魔境探索の行く手を阻む魔物としてトレントというやつがいるという話だ。
それに対処するために材木ギルドに探索を協力してくれる木こりがいないかを聞いたとも言っていた。
そして、誰が言ったかは知らないけれど、魔境で魔物を倒していた木こりとして、俺の名前が挙がっていたようだ。
だけど、本気か?
今、俺の目の前にいるのは普通の探索者ではない。
ケイオス村の魔境探索者の中でももっとも有名で最前線をひた走り、魔王種を討つために力を注いでいる人物だ。
ブレナン・バラスト氏。
男爵家の三男にして、自身でも領地を得るために危険を顧みずに探索を続ける人物が俺に声を掛けに来たのだ。
若い。
ブレナン・バラストは二十代半ばほどの青年で、かなりの美男子だった。
きっと両親や兄弟も美形だろうと思う美男子だが、その身に纏う金属鎧のためか、決して優男というだけではない力強さも感じる。
また、これまで遠くから見たことはあったけれど、実際に目の前にして話をしてみた印象は悪くない。
貴族らしく高圧的に接してくるわけでもなく、お願いベースの提案として一緒に森の探索をしてくれないかと話を持ってきてくれた。
「うーん……」
どうしたものか。
村にある魔物避けが効果を発揮しているのに注連縄を越えて魔物が現れるという現状は、この村に住む村民の一人として看過できない。
なので、俺が協力することで魔王種が倒せる可能性があるのであれば、協力することに抵抗はない。
ほかの探索者だったら、自分たちが安全に稼ぎを得るための提案にすぎないけれど、ブレナンは当初から明確に魔王種を討つことを目的としてここに来ているのだから。
だがしかし、だ。
実際のところ、俺にその仕事を務まるのだろうか。
なんといっても、俺はトレントを見たこともないのだ。
木こりだからほかの木と見分けがつくだろうと言われても、できるかどうかは全く分からない。
わざわざついて行った挙句に見分けがつかずに木の化け物に縛り上げられて栄養になってしまう可能性だってあるわけだ。
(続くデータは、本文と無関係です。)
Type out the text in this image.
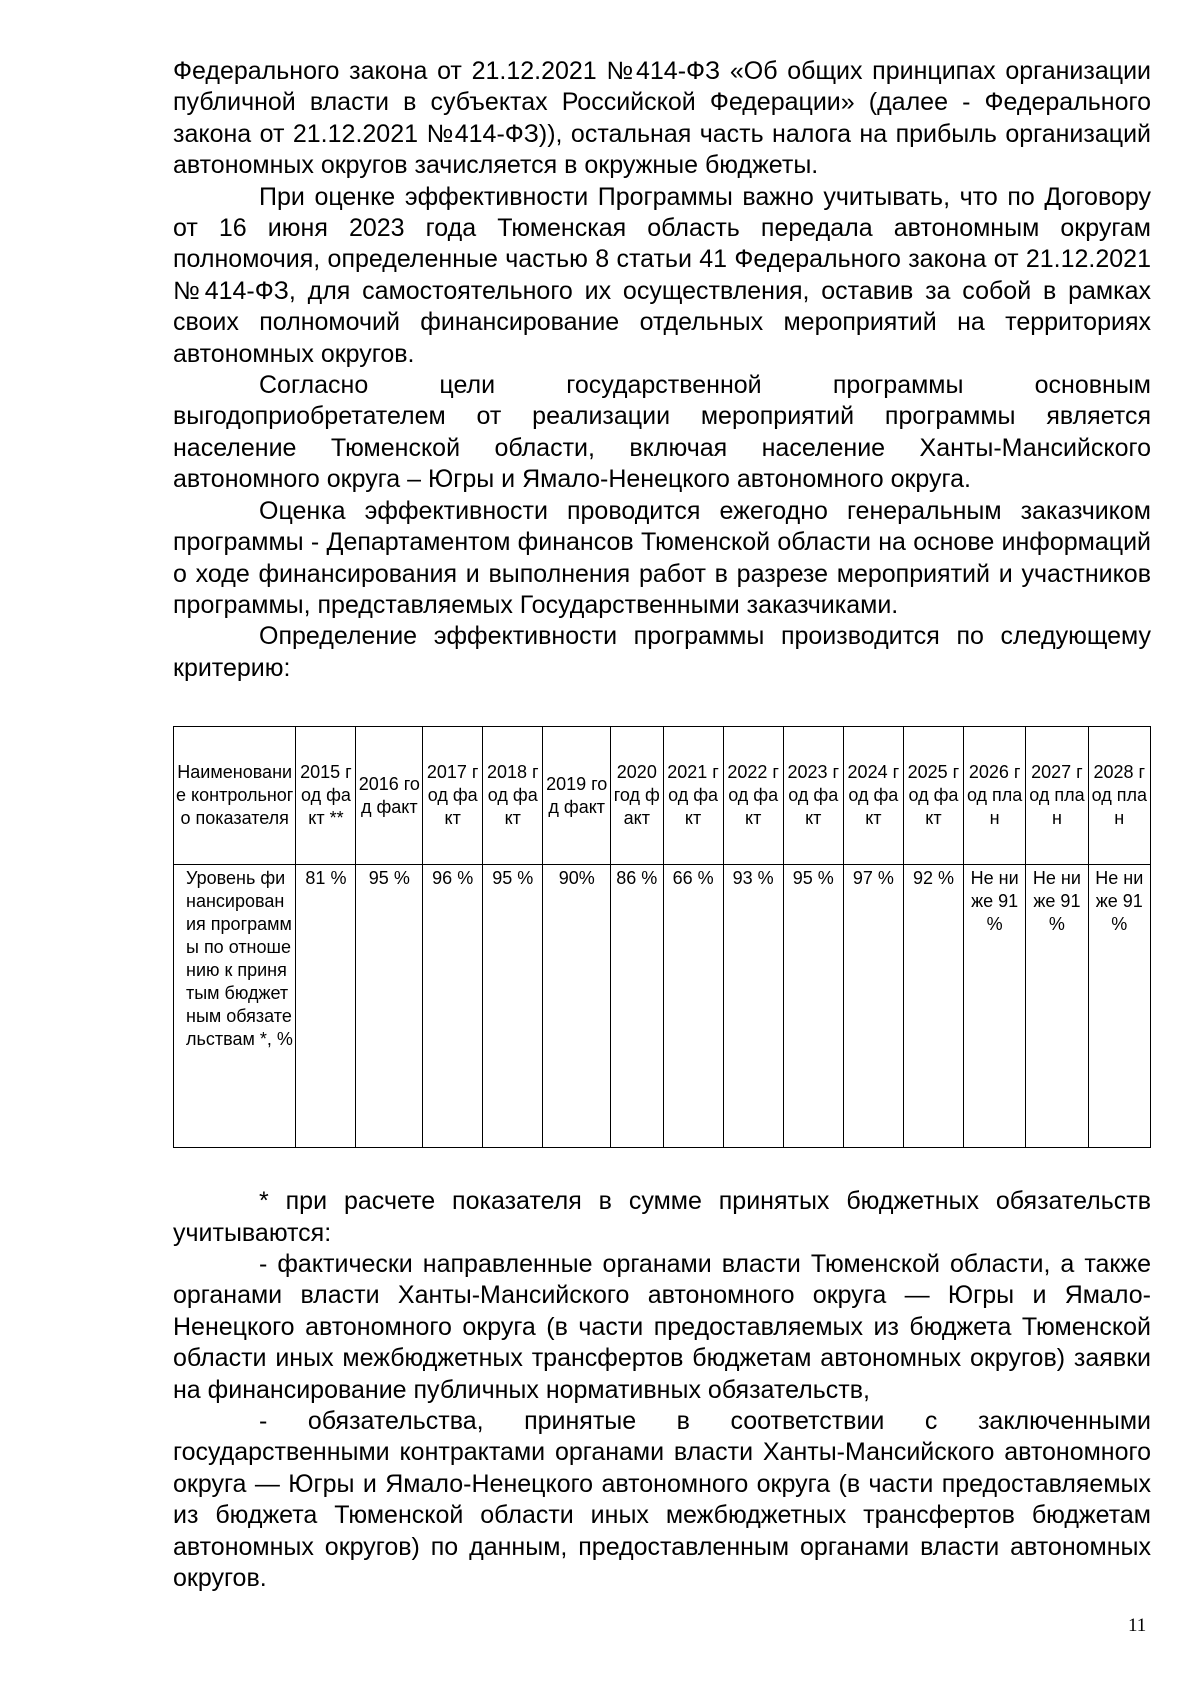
Федерального закона от 21.12.2021 №414-ФЗ «Об общих принципах организации публичной власти в субъектах Российской Федерации» (далее - Федерального закона от 21.12.2021 №414-ФЗ)), остальная часть налога на прибыль организаций автономных округов зачисляется в окружные бюджеты.

При оценке эффективности Программы важно учитывать, что по Договору от 16 июня 2023 года Тюменская область передала автономным округам полномочия, определенные частью 8 статьи 41 Федерального закона от 21.12.2021 №414-ФЗ, для самостоятельного их осуществления, оставив за собой в рамках своих полномочий финансирование отдельных мероприятий на территориях автономных округов.

Согласно цели государственной программы основным выгодоприобретателем от реализации мероприятий программы является население Тюменской области, включая население Ханты-Мансийского автономного округа – Югры и Ямало-Ненецкого автономного округа.

Оценка эффективности проводится ежегодно генеральным заказчиком программы - Департаментом финансов Тюменской области на основе информаций о ходе финансирования и выполнения работ в разрезе мероприятий и участников программы, представляемых Государственными заказчиками.

Определение эффективности программы производится по следующему критерию:

Наименование контрольного показателя	2015 год факт **	2016 год факт	2017 год факт	2018 год факт	2019 год факт	2020 год факт	2021 год факт	2022 год факт	2023 год факт	2024 год факт	2025 год факт	2026 год план	2027 год план	2028 год план
Уровень финансирования программы по отношению к принятым бюджетным обязательствам *, %	81 %	95 %	96 %	95 %	90%	86 %	66 %	93 %	95 %	97 %	92 %	Не ниже 91 %	Не ниже 91 %	Не ниже 91 %

* при расчете показателя в сумме принятых бюджетных обязательств учитываются:

- фактически направленные органами власти Тюменской области, а также органами власти Ханты-Мансийского автономного округа — Югры и Ямало-Ненецкого автономного округа (в части предоставляемых из бюджета Тюменской области иных межбюджетных трансфертов бюджетам автономных округов) заявки на финансирование публичных нормативных обязательств,

- обязательства, принятые в соответствии с заключенными государственными контрактами органами власти Ханты-Мансийского автономного округа — Югры и Ямало-Ненецкого автономного округа (в части предоставляемых из бюджета Тюменской области иных межбюджетных трансфертов бюджетам автономных округов) по данным, предоставленным органами власти автономных округов.

11
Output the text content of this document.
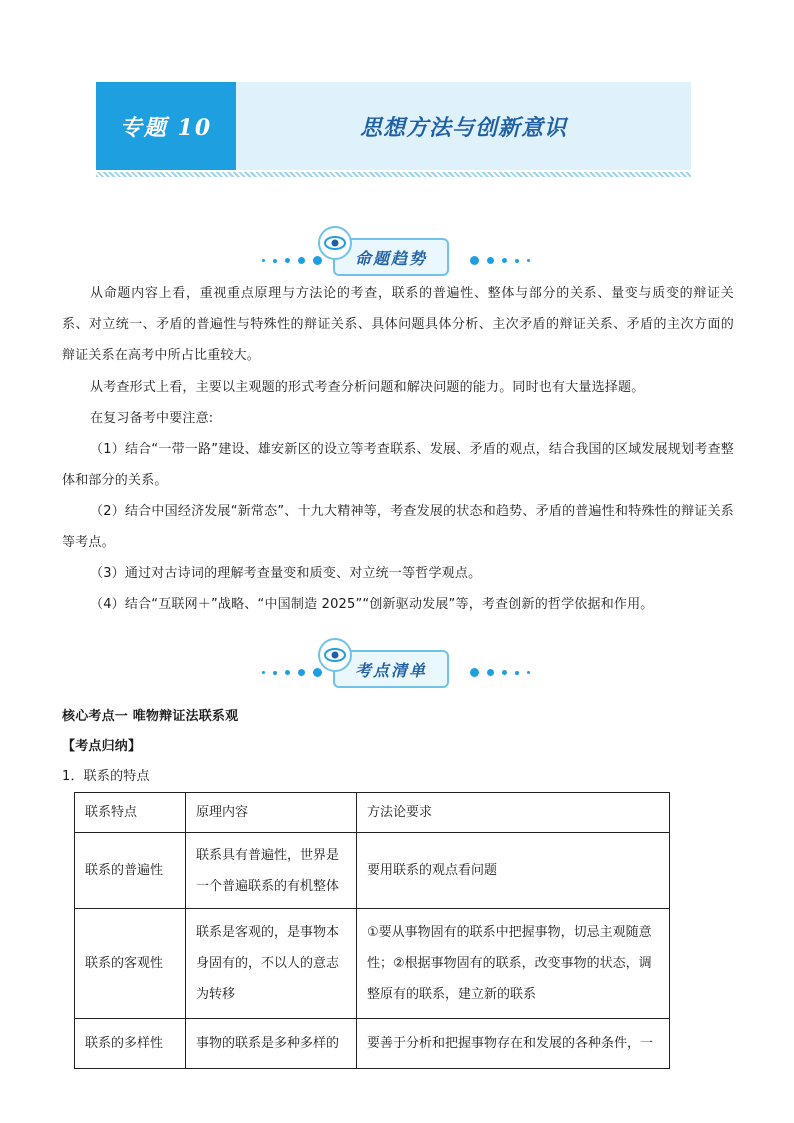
专题 10	思想方法与创新意识
命题趋势

从命题内容上看，重视重点原理与方法论的考查，联系的普遍性、整体与部分的关系、量变与质变的辩证关系、对立统一、矛盾的普遍性与特殊性的辩证关系、具体问题具体分析、主次矛盾的辩证关系、矛盾的主次方面的辩证关系在高考中所占比重较大。

从考查形式上看，主要以主观题的形式考查分析问题和解决问题的能力。同时也有大量选择题。

在复习备考中要注意:

（1）结合“一带一路”建设、雄安新区的设立等考查联系、发展、矛盾的观点，结合我国的区域发展规划考查整体和部分的关系。

（2）结合中国经济发展“新常态”、十九大精神等，考查发展的状态和趋势、矛盾的普遍性和特殊性的辩证关系等考点。

（3）通过对古诗词的理解考查量变和质变、对立统一等哲学观点。

（4）结合“互联网＋”战略、“中国制造 2025”“创新驱动发展”等，考查创新的哲学依据和作用。

考点清单

核心考点一 唯物辩证法联系观

【考点归纳】

1．联系的特点

联系特点	原理内容	方法论要求
联系的普遍性	联系具有普遍性，世界是一个普遍联系的有机整体	要用联系的观点看问题
联系的客观性	联系是客观的，是事物本身固有的，不以人的意志为转移	①要从事物固有的联系中把握事物，切忌主观随意性；②根据事物固有的联系，改变事物的状态，调整原有的联系，建立新的联系
联系的多样性	事物的联系是多种多样的	要善于分析和把握事物存在和发展的各种条件，一
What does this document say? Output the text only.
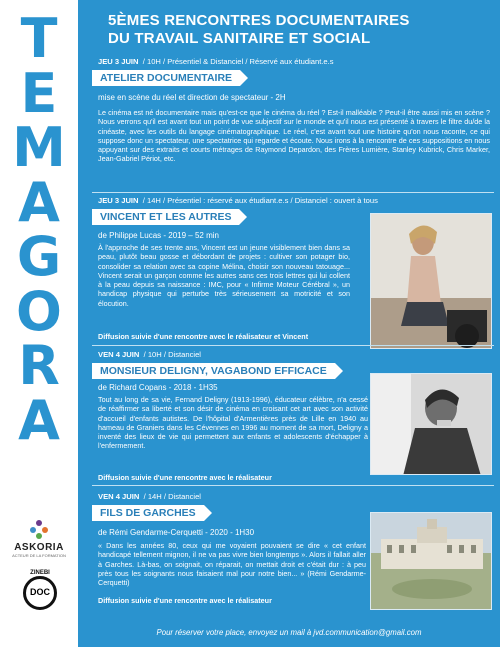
T
E
M
A
G
O
R
A
ASKORIA
ACTEUR DE LA FORMATION
ZINEBI
DOC
5ÈMES RENCONTRES DOCUMENTAIRES
DU TRAVAIL SANITAIRE ET SOCIAL
JEU 3 JUIN / 10H / Présentiel & Distanciel / Réservé aux étudiant.e.s
ATELIER DOCUMENTAIRE
mise en scène du réel et direction de spectateur - 2H
Le cinéma est né documentaire mais qu'est-ce que le cinéma du réel ? Est-il malléable ? Peut-il être aussi mis en scène ? Nous verrons qu'il est avant tout un point de vue subjectif sur le monde et qu'il nous est présenté à travers le filtre du/de la cinéaste, avec les outils du langage cinématographique. Le réel, c'est avant tout une histoire qu'on nous raconte, ce qui suppose donc un spectateur, une spectatrice qui regarde et écoute. Nous irons à la rencontre de ces suppositions en nous appuyant sur des extraits et courts métrages de Raymond Depardon, des Frères Lumière, Stanley Kubrick, Chris Marker, Jean-Gabriel Périot, etc.
JEU 3 JUIN / 14H / Présentiel : réservé aux étudiant.e.s / Distanciel : ouvert à tous
VINCENT ET LES AUTRES
de Philippe Lucas - 2019 – 52 min
À l'approche de ses trente ans, Vincent est un jeune visiblement bien dans sa peau, plutôt beau gosse et débordant de projets : cultiver son potager bio, consolider sa relation avec sa copine Mélina, choisir son nouveau tatouage... Vincent serait un garçon comme les autres sans ces trois lettres qui lui collent à la peau depuis sa naissance : IMC, pour « Infirme Moteur Cérébral », un handicap physique qui perturbe très sérieusement sa motricité et son élocution.
Diffusion suivie d'une rencontre avec le réalisateur et Vincent
VEN 4 JUIN / 10H / Distanciel
MONSIEUR DELIGNY, VAGABOND EFFICACE
de Richard Copans - 2018 - 1H35
Tout au long de sa vie, Fernand Deligny (1913-1996), éducateur célèbre, n'a cessé de réaffirmer sa liberté et son désir de cinéma en croisant cet art avec son activité d'accueil d'enfants autistes. De l'hôpital d'Armentières près de Lille en 1940 au hameau de Graniers dans les Cévennes en 1996 au moment de sa mort, Deligny a inventé des lieux de vie qui permettent aux enfants et adolescents d'échapper à l'enfermement.
Diffusion suivie d'une rencontre avec le réalisateur
VEN 4 JUIN / 14H / Distanciel
FILS DE GARCHES
de Rémi Gendarme-Cerquetti - 2020 - 1H30
« Dans les années 80, ceux qui me voyaient pouvaient se dire « cet enfant handicapé tellement mignon, il ne va pas vivre bien longtemps ». Alors il fallait aller à Garches. Là-bas, on soignait, on réparait, on mettait droit et c'était dur : à peu près tous les soignants nous faisaient mal pour notre bien... » (Rémi Gendarme-Cerquetti)
Diffusion suivie d'une rencontre avec le réalisateur
Pour réserver votre place, envoyez un mail à jvd.communication@gmail.com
「魔境でのライゼル君の安全は保障するよ。俺たちのパーティーの一人であるレイラを君の護衛につけよう。レイラ、こっちに来てくれ。紹介しよう。彼女は優秀な魔術師だ。彼女のそばを離れなければ魔物が近寄ってくる前に倒してくれるよ」
「よろしくー、少年」
話を聞いて、協力したい気持ちはある。
けれど、自信がなくて断ろうかとも思っていた。
そんな俺の心情を察知したのだろうか。
ブレナンは俺の迷いを見抜いたのか、一人の女性を紹介してくれた。
彼と一緒に魔境を探索しているメンバーの一人を専属の護衛につけてくれるという。
レイラと呼ばれた女の子だ。
魔女っぽい格好をしている。
紺のローブを身に纏い、黒いとんがり帽子をかぶっている。
魔術師って皆こんな格好をしているんだろうか。
しかし、くいっととんがり帽子のつばを持ち上げたときに見えた顔は、なかなかに可愛かった。
このど田舎の村では見かけないくらい整った顔立ちだ。
「行きます」
きれいな女性にころっと流された男みたいに、俺はレイラを前にしてそう言ってしまった。
大丈夫だろうか。
まあ、トレントの見分けがつかなかったらその時は素直に謝って離脱しよう。
そんな風に割り切って、俺はブレナンやレイラたちとともに魔境に入ることにしたのだった。